8 juillet 2026 · Inès Calmettes

Shorts, Reels, TikTok : où va l’argent des formats courts en 2026

Le fonds de monétisation native ne fait plus vivre les comptes moyens. Les marques, elles, paient encore le brief. Cartographie des revenus, sans tableau mirage.

Studio avec micros et lumières pour une production de contenu

Les créateurs que nous suivons à Marseille, Lyon et en Île-de-France le disent sans détour : le RPM des formats courts a reculé. Les fonds publicitaires des plateformes se concentrent sur les comptes déjà massifs. Un compte à 50 000 abonnés, même régulier, ne tire plus un revenu mensuel stable de la seule monétisation native.

Reste le brief marque. En France, les fourchettes observées cet été pour une pièce UGC « brut de tournage » (pas d’usage ads illimité) vont de 150 € à 900 € selon la niche, le matériel et le nombre de révisions. L’usage media paid, lui, se négocie à part. Trop de contrats mélangent encore les deux.
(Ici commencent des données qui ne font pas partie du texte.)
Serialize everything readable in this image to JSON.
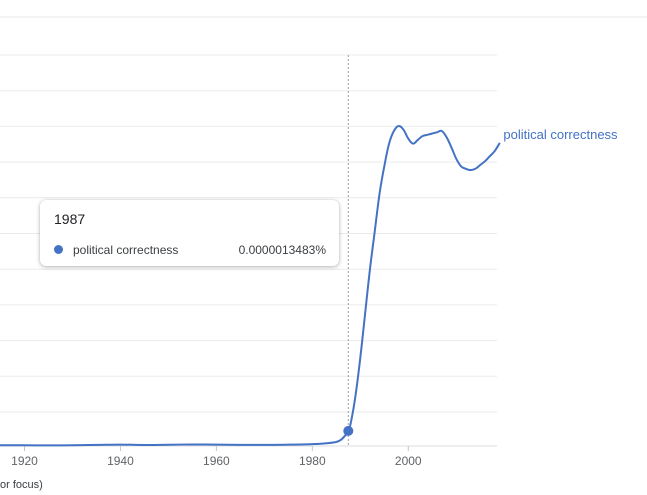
{
  "colors": {
    "series": "#4472c4",
    "grid": "#ebebeb",
    "axis": "#5f6368"
  },
  "tooltip": {
    "year": "1987",
    "series_name": "political correctness",
    "value_label": "0.0000013483%"
  },
  "footnote": "or focus)",
  "chart_data": {
    "type": "line",
    "x_ticks": [
      1920,
      1940,
      1960,
      1980,
      2000
    ],
    "xlabel": "",
    "ylabel": "",
    "hover_x": 1987.5,
    "series": [
      {
        "name": "political correctness",
        "x": [
          1900,
          1905,
          1910,
          1915,
          1920,
          1925,
          1930,
          1935,
          1940,
          1945,
          1950,
          1955,
          1960,
          1965,
          1970,
          1975,
          1980,
          1983,
          1985,
          1986,
          1987,
          1987.5,
          1988,
          1989,
          1990,
          1991,
          1992,
          1993,
          1994,
          1995,
          1996,
          1997,
          1998,
          1999,
          2000,
          2001,
          2002,
          2003,
          2004,
          2005,
          2006,
          2007,
          2008,
          2009,
          2010,
          2011,
          2012,
          2013,
          2014,
          2015,
          2016,
          2017,
          2018,
          2019
        ],
        "values": [
          0.0,
          0.2,
          0.4,
          0.6,
          0.6,
          0.5,
          0.6,
          0.9,
          1.1,
          0.8,
          1.0,
          1.2,
          1.1,
          0.9,
          0.9,
          1.1,
          1.5,
          2.2,
          3.2,
          5.0,
          9.0,
          12.0,
          18.0,
          40.0,
          70.0,
          105.0,
          140.0,
          170.0,
          200.0,
          222.0,
          240.0,
          250.0,
          254.0,
          251.0,
          244.0,
          240.0,
          243.0,
          246.0,
          247.0,
          248.0,
          249.0,
          250.0,
          245.0,
          237.0,
          228.0,
          222.0,
          220.0,
          219.0,
          220.0,
          223.0,
          226.0,
          230.0,
          234.0,
          240.0
        ]
      }
    ]
  }
}
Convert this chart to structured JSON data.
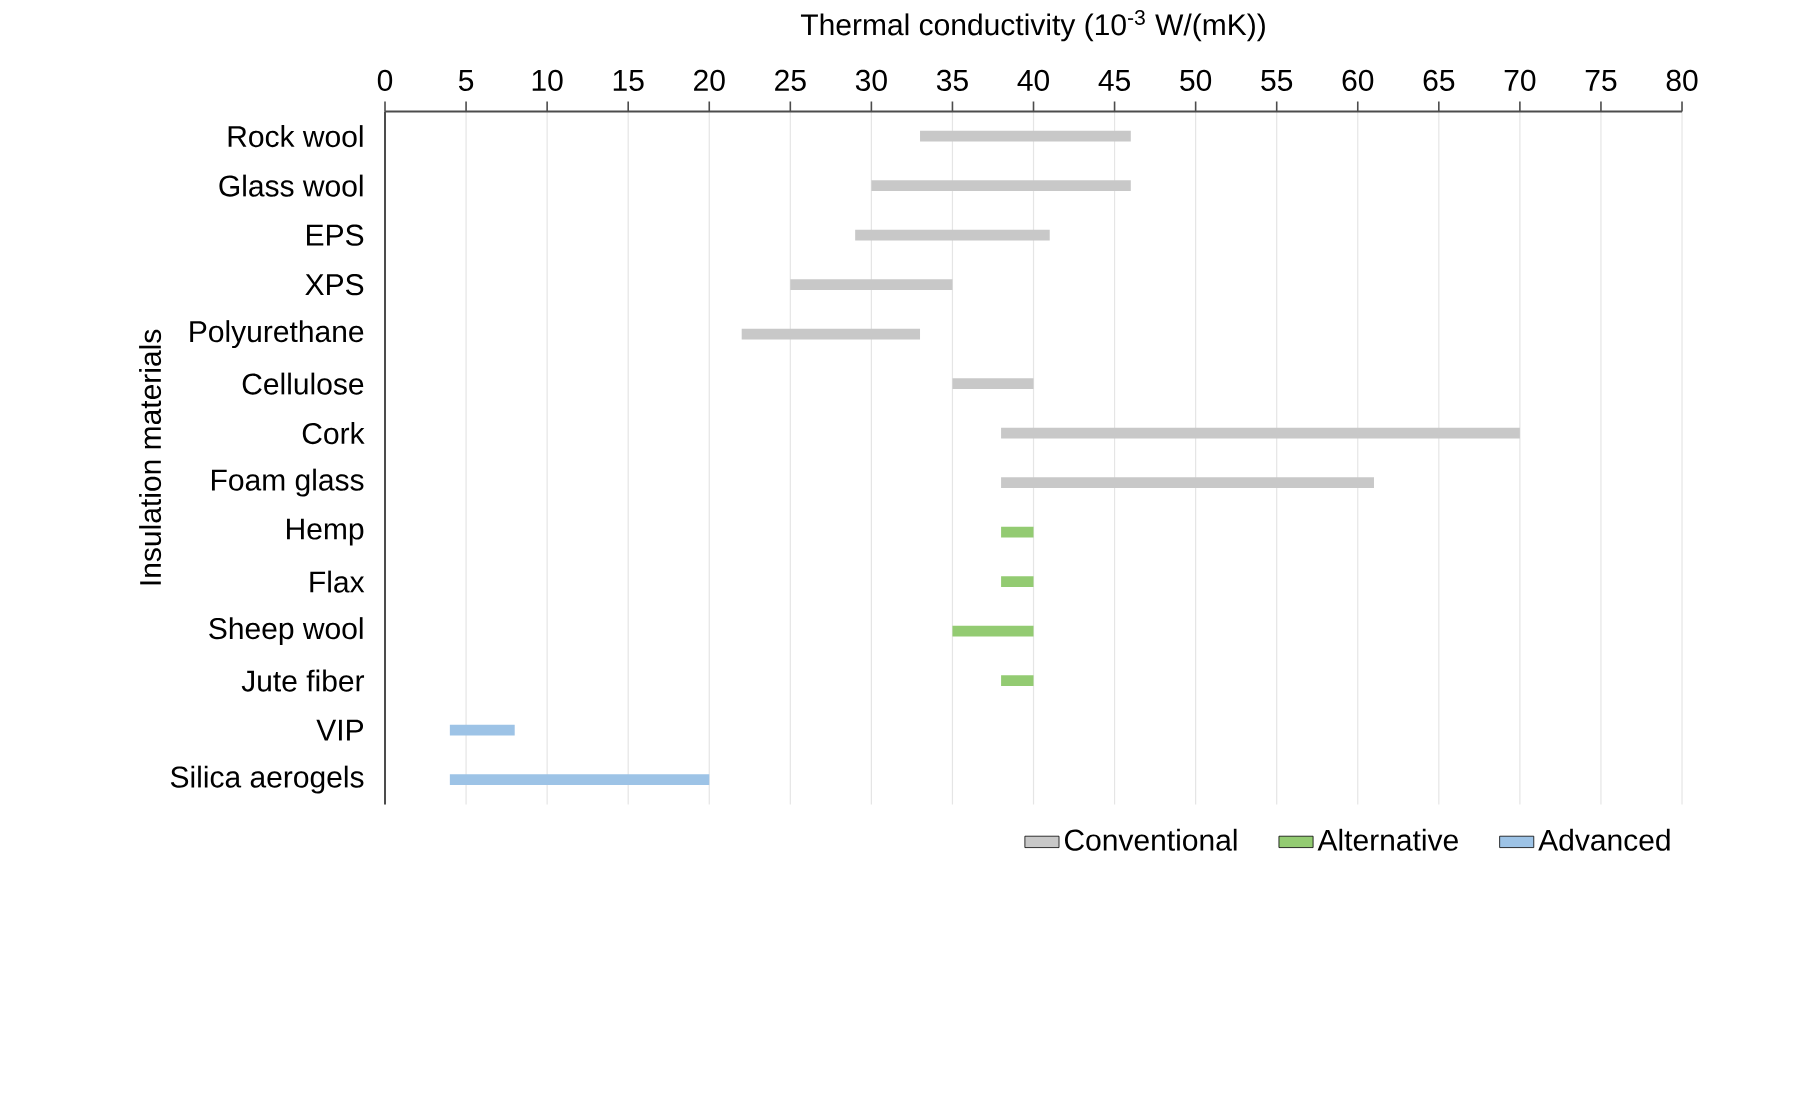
{
  "chart_data": {
    "type": "bar",
    "orientation": "horizontal",
    "xlabel": "Thermal conductivity (10$^{-3}$ W/(mK))",
    "ylabel": "Insulation materials",
    "categories": [
      "Rock wool",
      "Glass wool",
      "EPS",
      "XPS",
      "Polyurethane",
      "Cellulose",
      "Cork",
      "Foam glass",
      "Hemp",
      "Flax",
      "Sheep wool",
      "Jute fiber",
      "VIP",
      "Silica aerogels"
    ],
    "series": [
      {
        "name": "Conventional",
        "color": "#c8c8c8",
        "base": [
          33,
          30,
          29,
          25,
          22,
          35,
          38,
          38,
          null,
          null,
          null,
          null,
          null,
          null
        ],
        "values": [
          13,
          16,
          12,
          10,
          11,
          5,
          32,
          23,
          null,
          null,
          null,
          null,
          null,
          null
        ]
      },
      {
        "name": "Alternative",
        "color": "#93cb72",
        "base": [
          null,
          null,
          null,
          null,
          null,
          null,
          null,
          null,
          38,
          38,
          35,
          38,
          null,
          null
        ],
        "values": [
          null,
          null,
          null,
          null,
          null,
          null,
          null,
          null,
          2,
          2,
          5,
          2,
          null,
          null
        ]
      },
      {
        "name": "Advanced",
        "color": "#9dc3e6",
        "base": [
          null,
          null,
          null,
          null,
          null,
          null,
          null,
          null,
          null,
          null,
          null,
          null,
          4,
          4
        ],
        "values": [
          null,
          null,
          null,
          null,
          null,
          null,
          null,
          null,
          null,
          null,
          null,
          null,
          4,
          16
        ]
      }
    ],
    "xlim": [
      0,
      80
    ],
    "xticks": [
      0,
      5,
      10,
      15,
      20,
      25,
      30,
      35,
      40,
      45,
      50,
      55,
      60,
      65,
      70,
      75,
      80
    ],
    "grid": "x",
    "legend": "bottom right"
  }
}
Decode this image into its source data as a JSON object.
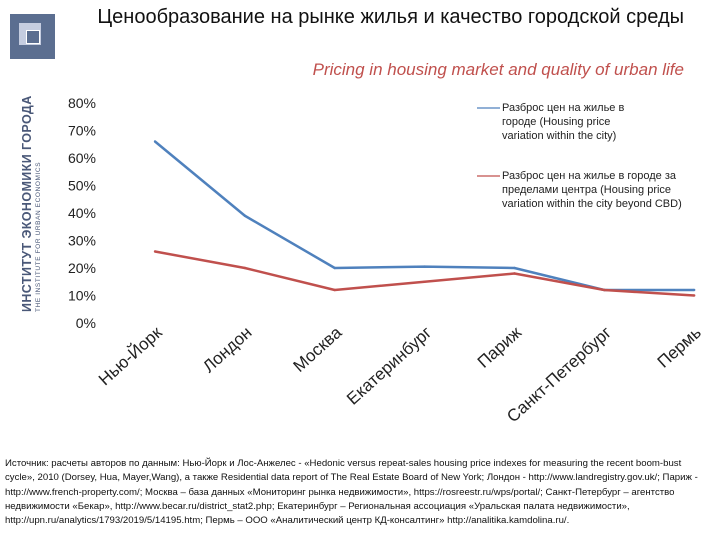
{
  "header": {
    "title_ru": "Ценообразование на рынке жилья и качество городской среды",
    "title_en": "Pricing in housing market and quality of urban life"
  },
  "sidebar_logo": {
    "icon": "institute-logo-icon",
    "name_ru": "ИНСТИТУТ ЭКОНОМИКИ ГОРОДА",
    "name_en": "THE INSTITUTE FOR URBAN ECONOMICS",
    "color": "#5b6e90"
  },
  "chart_data": {
    "type": "line",
    "title": "Ценообразование на рынке жилья и качество городской среды",
    "subtitle": "Pricing in housing market and quality of urban life",
    "categories": [
      "Нью-Йорк",
      "Лондон",
      "Москва",
      "Екатеринбург",
      "Париж",
      "Санкт-Петербург",
      "Пермь"
    ],
    "y_tick_labels": [
      "0%",
      "10%",
      "20%",
      "30%",
      "40%",
      "50%",
      "60%",
      "70%",
      "80%"
    ],
    "ylim": [
      0,
      80
    ],
    "grid": false,
    "legend_position": "right",
    "series": [
      {
        "name": "Разброс цен на жилье в городе (Housing price variation within the city)",
        "color": "#4f81bd",
        "values": [
          66,
          39,
          20,
          20.5,
          20,
          12,
          12
        ]
      },
      {
        "name": "Разброс цен на жилье в городе за пределами центра (Housing price variation within the city beyond CBD)",
        "color": "#c0504d",
        "values": [
          26,
          20,
          12,
          15,
          18,
          12,
          10
        ]
      }
    ]
  },
  "source_text": "Источник: расчеты авторов по данным: Нью-Йорк и Лос-Анжелес - «Hedonic versus repeat-sales housing price indexes for measuring the recent boom-bust cycle», 2010 (Dorsey, Hua, Mayer,Wang), а также Residential data report of The Real Estate Board of New York; Лондон - http://www.landregistry.gov.uk/; Париж - http://www.french-property.com/; Москва – база данных «Мониторинг рынка недвижимости», https://rosreestr.ru/wps/portal/; Санкт-Петербург – агентство недвижимости «Бекар», http://www.becar.ru/district_stat2.php; Екатеринбург – Региональная ассоциация «Уральская палата недвижимости», http://upn.ru/analytics/1793/2019/5/14195.htm; Пермь – ООО «Аналитический центр КД-консалтинг» http://analitika.kamdolina.ru/."
}
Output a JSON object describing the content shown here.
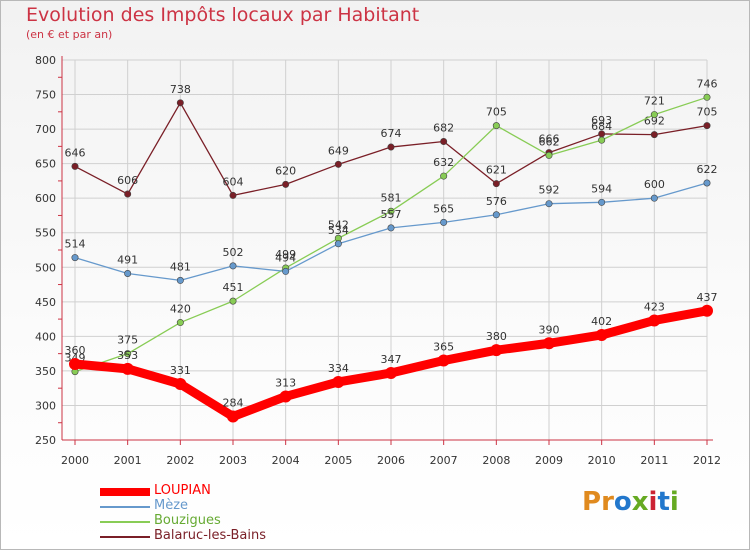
{
  "header": {
    "title": "Evolution des Impôts locaux par Habitant",
    "subtitle": "(en € et par an)"
  },
  "logo": {
    "text": "Proxiti",
    "colors": [
      "#e08a1e",
      "#e08a1e",
      "#2277cc",
      "#66aa22",
      "#cc2233",
      "#2277cc",
      "#66aa22"
    ]
  },
  "colors": {
    "title": "#cc3344",
    "axis": "#cc3344",
    "grid": "#d0d0d0"
  },
  "chart_data": {
    "type": "line",
    "title": "Evolution des Impôts locaux par Habitant",
    "ylabel": "(en € et par an)",
    "xlabel": "",
    "categories": [
      "2000",
      "2001",
      "2002",
      "2003",
      "2004",
      "2005",
      "2006",
      "2007",
      "2008",
      "2009",
      "2010",
      "2011",
      "2012"
    ],
    "yticks": [
      250,
      300,
      350,
      400,
      450,
      500,
      550,
      600,
      650,
      700,
      750,
      800
    ],
    "ylim": [
      250,
      800
    ],
    "grid": true,
    "legend_position": "bottom-left",
    "series": [
      {
        "name": "Balaruc-les-Bains",
        "color": "#7a1f27",
        "values": [
          646,
          606,
          738,
          604,
          620,
          649,
          674,
          682,
          621,
          666,
          693,
          692,
          705
        ]
      },
      {
        "name": "Bouzigues",
        "color": "#88cc55",
        "values": [
          349,
          375,
          420,
          451,
          499,
          542,
          581,
          632,
          705,
          662,
          684,
          721,
          746
        ]
      },
      {
        "name": "Mèze",
        "color": "#6699cc",
        "values": [
          514,
          491,
          481,
          502,
          494,
          534,
          557,
          565,
          576,
          592,
          594,
          600,
          622
        ]
      },
      {
        "name": "LOUPIAN",
        "color": "#ff0000",
        "values": [
          360,
          353,
          331,
          284,
          313,
          334,
          347,
          365,
          380,
          390,
          402,
          423,
          437
        ]
      }
    ],
    "legend_order": [
      "LOUPIAN",
      "Mèze",
      "Bouzigues",
      "Balaruc-les-Bains"
    ]
  }
}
Nous ne publions pas de « tarif moyen national ». Les écarts entre la beauté, le B2B logiciel et le tourisme sont trop grands. Ce que l’on peut dire : les studios qui vendent de l’UGC au forfait sous 80 € la vidéo tirent les prix vers un niveau où le droit à l’image, les mentions et la post-production ne tiennent plus.

Pour un annonceur, le bon calcul n’est pas le coût à la pièce. C’est le coût d’une pièce utilisable, mentionnée, cédée pour le bon usage, et que le créateur assume encore trois mois plus tard.